Sesaji yang sudah siap kemudian diarak mengelilingi bangunan Kemaliq dengan iring-iringan alat musik tradisional. Sementara proses iring-iringan berjalan, ribuan masyarakat setempat dan pengunjung yang tiba menunggu di halaman Kemaliq, menunggu topat dibagikan dan siap saling lempar. Topat yang sudah melewati prosesi kemudian dibagikan kepada masyarakat, sekejab perang pun dimulai, penuh kegembiraan. Tahun ini, selain pengujung lokal, banyak juga wisatawan domestik dan mancanegara yang nampak tiba ingin menyaksikan pribadi perang topat itu. “Mungkin hanya di Lingsar ini bisa ditemukan pelaksanaan program besar umat Hindu dan umat Muslim, yang dilakukan pada waktu dan daerah bersamaan.
"Prosesi iring-iringan sesajen di dalam bangunan Kemalik, yang disakralkan oleh sebagian umat Muslim di Lombok, Umat Hindu melaksanakan upacara Pujawali di Pura Gaduh untuk menghormati Batara Gunung Rinjani, Batara Gunung Agung, dan Batara Lingsar, yang merupakan manifestasi Tuhan Yang Maha Esa. Sedangkan umat muslim melaksanakan napak tilas mengenang jasa penyiar Islam, Raden Sumilir yang dipercaya merupakan penyiar Islam dari Demak, pulau Jawa.

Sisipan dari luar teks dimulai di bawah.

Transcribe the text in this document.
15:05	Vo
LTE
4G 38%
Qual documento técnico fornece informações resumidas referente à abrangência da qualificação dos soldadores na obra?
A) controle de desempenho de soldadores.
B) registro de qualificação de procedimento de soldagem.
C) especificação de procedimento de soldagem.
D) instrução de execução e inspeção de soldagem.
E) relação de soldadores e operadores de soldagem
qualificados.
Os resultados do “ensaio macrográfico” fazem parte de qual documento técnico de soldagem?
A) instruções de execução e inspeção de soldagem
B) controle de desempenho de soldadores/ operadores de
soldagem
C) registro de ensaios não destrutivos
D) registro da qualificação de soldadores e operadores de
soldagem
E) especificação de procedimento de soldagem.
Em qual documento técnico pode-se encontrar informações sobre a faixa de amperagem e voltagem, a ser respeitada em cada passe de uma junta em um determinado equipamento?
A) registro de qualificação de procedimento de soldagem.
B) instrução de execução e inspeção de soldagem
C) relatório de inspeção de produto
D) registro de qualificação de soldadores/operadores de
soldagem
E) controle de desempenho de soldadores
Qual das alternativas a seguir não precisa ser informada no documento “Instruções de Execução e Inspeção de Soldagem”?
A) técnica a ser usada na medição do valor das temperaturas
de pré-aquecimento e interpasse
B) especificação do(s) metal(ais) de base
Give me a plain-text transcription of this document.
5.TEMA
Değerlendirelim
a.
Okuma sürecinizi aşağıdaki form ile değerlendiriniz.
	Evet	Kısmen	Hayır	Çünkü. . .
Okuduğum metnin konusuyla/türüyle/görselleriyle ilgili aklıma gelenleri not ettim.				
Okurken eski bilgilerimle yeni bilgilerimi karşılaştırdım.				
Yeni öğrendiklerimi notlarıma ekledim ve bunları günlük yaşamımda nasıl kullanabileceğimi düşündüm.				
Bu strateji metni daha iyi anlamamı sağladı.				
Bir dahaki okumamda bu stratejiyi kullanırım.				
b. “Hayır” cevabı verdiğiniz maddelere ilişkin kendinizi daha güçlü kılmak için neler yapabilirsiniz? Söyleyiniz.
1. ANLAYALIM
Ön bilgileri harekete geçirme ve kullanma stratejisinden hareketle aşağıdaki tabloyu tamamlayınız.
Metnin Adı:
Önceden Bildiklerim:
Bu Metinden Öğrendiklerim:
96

Lombok Barat yang berpenghuni multietnis menjadi salah satu destinasi yang nyaman dan penuh daya tarik bagi wisatawan. “Seperti juga di India yang lebih banyak didominasi Hindu ada Tajmahal peninggalan Muslim, begitu juga di Indonesia yang lebih banyak didominasi muslim ada Borobudur dan candi-candi, tidak ada alasan tidak harmonis. Inilah kekayaan budaya, the colours of culture,” katanya. Usai perang topat, umat Hindu melaksanakan upacara Pujawali di Pura Gaduh, biasanya disertai makemit atau menjalani perenungan dengan menginap di Pura selama tiga malam. Hal yang sama dilakukan umat Muslim Sasak di Kemaliq.

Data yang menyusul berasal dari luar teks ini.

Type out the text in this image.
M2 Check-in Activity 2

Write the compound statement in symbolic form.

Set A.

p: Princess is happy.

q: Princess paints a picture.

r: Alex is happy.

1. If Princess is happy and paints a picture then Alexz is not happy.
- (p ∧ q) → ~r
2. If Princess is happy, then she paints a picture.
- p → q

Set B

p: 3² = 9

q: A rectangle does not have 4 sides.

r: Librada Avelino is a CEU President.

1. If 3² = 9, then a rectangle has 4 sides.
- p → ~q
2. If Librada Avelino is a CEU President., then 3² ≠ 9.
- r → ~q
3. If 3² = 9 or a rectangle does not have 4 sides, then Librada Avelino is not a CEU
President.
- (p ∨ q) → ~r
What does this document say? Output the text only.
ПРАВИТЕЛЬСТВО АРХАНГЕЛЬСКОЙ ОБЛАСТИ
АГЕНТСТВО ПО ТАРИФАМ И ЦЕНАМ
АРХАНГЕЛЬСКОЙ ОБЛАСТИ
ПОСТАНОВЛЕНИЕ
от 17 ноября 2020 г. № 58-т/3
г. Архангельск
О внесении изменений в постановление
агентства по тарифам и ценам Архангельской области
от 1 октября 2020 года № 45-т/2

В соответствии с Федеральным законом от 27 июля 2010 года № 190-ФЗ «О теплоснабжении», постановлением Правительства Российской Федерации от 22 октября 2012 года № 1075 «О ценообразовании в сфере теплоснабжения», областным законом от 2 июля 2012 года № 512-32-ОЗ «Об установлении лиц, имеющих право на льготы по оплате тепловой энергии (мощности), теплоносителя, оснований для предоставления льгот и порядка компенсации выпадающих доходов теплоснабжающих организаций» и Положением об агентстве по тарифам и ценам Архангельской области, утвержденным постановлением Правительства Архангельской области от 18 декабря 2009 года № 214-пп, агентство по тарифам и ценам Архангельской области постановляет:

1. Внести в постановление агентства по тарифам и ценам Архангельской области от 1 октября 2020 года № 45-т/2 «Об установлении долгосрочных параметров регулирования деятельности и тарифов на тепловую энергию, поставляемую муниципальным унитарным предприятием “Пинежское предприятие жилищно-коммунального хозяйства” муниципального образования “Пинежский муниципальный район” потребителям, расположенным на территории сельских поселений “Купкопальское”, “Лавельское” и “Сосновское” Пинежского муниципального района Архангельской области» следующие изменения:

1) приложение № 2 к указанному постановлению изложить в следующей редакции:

Selama tiga hari itu pula, di sekitar kompleks Pura Lingsar ramai pedagang kaki lima , mulai menjakakan masakan sampai mainan anak-anak. Pengunjungnya pun bukan hanya masyarakat yang melaksanakan ritual, tetapi juga masyarakat umum dari Lombok Barat dan Kota Mataram yang berekreasi bersama keluarganya ke sana .

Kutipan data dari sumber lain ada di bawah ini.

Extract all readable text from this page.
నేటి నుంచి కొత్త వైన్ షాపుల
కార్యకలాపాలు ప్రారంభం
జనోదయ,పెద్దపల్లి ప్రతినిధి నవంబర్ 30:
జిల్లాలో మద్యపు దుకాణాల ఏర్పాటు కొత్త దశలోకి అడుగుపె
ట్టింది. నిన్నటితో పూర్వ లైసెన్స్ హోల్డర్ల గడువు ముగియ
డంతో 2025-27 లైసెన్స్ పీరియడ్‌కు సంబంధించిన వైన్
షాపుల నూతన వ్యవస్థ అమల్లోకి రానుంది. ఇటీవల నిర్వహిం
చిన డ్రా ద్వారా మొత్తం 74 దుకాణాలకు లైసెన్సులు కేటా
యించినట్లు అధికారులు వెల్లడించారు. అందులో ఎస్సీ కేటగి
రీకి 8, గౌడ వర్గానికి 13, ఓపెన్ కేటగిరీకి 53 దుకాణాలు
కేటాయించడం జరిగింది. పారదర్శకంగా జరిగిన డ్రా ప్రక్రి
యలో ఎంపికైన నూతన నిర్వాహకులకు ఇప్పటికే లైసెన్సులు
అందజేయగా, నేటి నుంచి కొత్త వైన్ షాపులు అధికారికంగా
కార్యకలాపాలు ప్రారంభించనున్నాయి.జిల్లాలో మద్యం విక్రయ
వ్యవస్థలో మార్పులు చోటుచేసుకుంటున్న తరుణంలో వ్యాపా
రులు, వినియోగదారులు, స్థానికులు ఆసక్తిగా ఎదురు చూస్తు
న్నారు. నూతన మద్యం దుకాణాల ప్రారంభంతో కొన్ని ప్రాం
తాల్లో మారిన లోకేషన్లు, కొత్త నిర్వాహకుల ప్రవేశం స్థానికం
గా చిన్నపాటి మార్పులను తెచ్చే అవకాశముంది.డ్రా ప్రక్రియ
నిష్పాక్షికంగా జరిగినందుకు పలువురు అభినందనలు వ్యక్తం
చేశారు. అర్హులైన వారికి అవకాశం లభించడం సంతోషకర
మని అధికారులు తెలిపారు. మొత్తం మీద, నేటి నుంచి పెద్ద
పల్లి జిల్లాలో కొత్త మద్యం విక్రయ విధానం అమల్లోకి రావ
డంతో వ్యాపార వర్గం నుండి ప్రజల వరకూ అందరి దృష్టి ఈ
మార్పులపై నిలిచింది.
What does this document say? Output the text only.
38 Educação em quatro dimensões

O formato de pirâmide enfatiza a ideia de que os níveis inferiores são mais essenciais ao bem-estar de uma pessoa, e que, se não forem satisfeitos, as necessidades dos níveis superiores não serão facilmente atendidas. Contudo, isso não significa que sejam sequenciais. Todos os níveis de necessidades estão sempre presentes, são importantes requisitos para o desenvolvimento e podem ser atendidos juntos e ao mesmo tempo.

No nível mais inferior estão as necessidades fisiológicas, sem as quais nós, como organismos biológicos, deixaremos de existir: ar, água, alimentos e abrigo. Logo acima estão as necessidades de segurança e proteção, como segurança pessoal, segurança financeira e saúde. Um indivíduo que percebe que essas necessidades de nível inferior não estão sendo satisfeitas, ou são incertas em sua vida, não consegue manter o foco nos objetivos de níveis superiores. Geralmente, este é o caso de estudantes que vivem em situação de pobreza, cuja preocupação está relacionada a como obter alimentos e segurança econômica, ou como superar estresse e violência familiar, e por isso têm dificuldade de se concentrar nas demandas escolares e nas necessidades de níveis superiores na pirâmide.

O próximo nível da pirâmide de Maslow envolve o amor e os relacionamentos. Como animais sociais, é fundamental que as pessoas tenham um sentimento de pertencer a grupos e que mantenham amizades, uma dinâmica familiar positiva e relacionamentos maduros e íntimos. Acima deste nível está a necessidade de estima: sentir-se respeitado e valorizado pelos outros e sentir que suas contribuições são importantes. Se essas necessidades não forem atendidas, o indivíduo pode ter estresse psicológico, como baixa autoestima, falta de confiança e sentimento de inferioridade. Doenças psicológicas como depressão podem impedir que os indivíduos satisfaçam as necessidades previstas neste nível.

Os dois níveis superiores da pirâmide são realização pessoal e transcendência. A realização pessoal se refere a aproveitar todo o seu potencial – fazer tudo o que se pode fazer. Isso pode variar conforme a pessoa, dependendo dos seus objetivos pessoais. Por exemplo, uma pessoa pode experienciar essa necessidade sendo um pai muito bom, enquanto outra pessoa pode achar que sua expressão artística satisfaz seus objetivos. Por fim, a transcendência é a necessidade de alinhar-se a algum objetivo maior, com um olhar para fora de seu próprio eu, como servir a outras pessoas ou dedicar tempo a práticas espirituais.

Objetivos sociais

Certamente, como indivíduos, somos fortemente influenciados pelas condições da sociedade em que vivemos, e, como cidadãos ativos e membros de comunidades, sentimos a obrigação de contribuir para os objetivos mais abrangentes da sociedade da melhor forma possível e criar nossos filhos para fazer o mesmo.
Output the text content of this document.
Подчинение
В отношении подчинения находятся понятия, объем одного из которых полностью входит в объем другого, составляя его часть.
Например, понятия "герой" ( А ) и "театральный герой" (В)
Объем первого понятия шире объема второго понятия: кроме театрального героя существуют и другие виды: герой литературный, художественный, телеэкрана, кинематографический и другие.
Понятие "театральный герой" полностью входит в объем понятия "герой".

Inti perang topat memang hanya berlangsung kurang dari satu jam. Namun seluruh rangkaian prosesi ritualnya sudah berlangsung dua hari sebelum perang topat, dan benar-benar menggambarkan toleransi beragama antara umat Hindu dan Muslim di sana . Sehari sebelum puncak perang topat, masyarakat Lingsar melaksanakan prosesi Ngeliningan Kaok atau mengarak dua ekor Kerbau mengelilingi kompleks Pura Lingsar. Kerbau itu masing-masing disediakan oleh masyarakat umat Hindu dan umat Muslim, kemudian disembelih untuk persembahan dan dagingnya diolah dan dimakan bersama-sama. “Ini simbol toleransi. Bagi umat Hindu ternak Sapi itu suci, sedangkan bagi umat Muslim haram memakan Babi, sehingga jalan tengahnya kita gunakan Kerbau. Makanya di Pura Lingsar ini dihentikan membawa persembahan dari daging Sapi atau Babi. hanya boleh unggas atau Kerbau. Kalau dilanggar pemaliq (Akan berdampak buruk),”
Makna seluruh prosesi perang topat ialah pengungkapan rasa syukur kepada Tuhan yang Maha Esa atas rejeki yang diberikan sepanjang tahun. Hal ini tak lepas dari keberadaan mata air Langser yang terletak di samping kompleks Pura Lingsar. Secara turun-temurun, masyarakat Lingsar percaya mata air itu berasal dari bekas tancapan tongkat Raden Mas Sumilir, penyiar Islam di Lombok kala ke 15. Hingga sekarang mata air Langser (Langser merupakan asal nama Lingsar), bisa mengairi pertanian bukan hanya di Lingsar saja tetapi juga sampai ke sebagian wilayah Lombok Tengah. Petani di Lingsar bahkan bisa menanam dan menanen padi sampai tiga isu terkini dalam setahun.